Il est très bien accueilli sauf par certains misogynes isolés, apparentés au mouvement masculiniste. Mais mon livre, qui défend la cause des femmes et celle des hommes, ne dérange finalement aujourd’hui qu’une poignée d’hommes, encore habités par le vieux schéma des stéréotypes sexués : d’un côté, une femme, par essence coupable du désir qu’elle suscite et dont le corps est librement appropriable, de l’autre un homme se définissant par le désir de puissance, le goût de la guerre et l’appétit de la conquête, à commencer par la conquête sexuelle.

Votre livre arrive à point nommé dans une actualité qui ne cesse d’évoquer les problèmes de harcèlement. Il offre un éclairage historique et philosophique sur les rapports entre les hommes et les femmes. Pensez-vous que nous sommes en pleine guerre des sexes ?
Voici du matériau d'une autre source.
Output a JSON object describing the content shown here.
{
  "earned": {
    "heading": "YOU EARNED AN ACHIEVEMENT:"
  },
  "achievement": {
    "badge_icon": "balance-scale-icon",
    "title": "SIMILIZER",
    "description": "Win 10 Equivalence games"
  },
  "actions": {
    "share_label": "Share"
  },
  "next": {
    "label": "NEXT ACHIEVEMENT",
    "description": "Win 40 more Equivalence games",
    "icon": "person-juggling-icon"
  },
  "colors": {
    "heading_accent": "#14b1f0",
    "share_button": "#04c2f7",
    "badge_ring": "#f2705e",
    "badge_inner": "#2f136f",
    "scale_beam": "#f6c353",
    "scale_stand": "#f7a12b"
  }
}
Nous sommes depuis un mois dans une période de tensions très fortes dont on ne sait quelles seront les conséquences. Mais ce qui est certain, c’est que les femmes ne se tairont plus. Depuis des millénaires, elles avaient intériorisé l’idée selon laquelle leur parole n’avait aucun poids, voire aucune légitimité. À l’homme le Verbe, à la femme le silence. « Femmes, le plus bel ornement de votre sexe, c’est le silence », écrivait Sophocle. Cet enfermement de la femme dans la solitude de sa culpabilité est révolu. Elle a désormais compris que l’inacceptable devait être dénoncé, et non pas tu. Mais il reste encore beaucoup à faire pour que les mentalités évoluent réellement. Pour que les hommes changent le regard qu’ils portent sur les femmes, il faut qu’ils commencent par changer le regard qu’ils portent sur eux-mêmes, qu’ils questionnent le devoir de virilité qui les enjoint sans cesse à faire la démonstration de leur puissance et à refouler leur sentimentalité et leur émotivité. Cette réinvention des masculinités me semble être le seul espoir de sortie de la guerre des sexes et le seul avenir possible du féminisme.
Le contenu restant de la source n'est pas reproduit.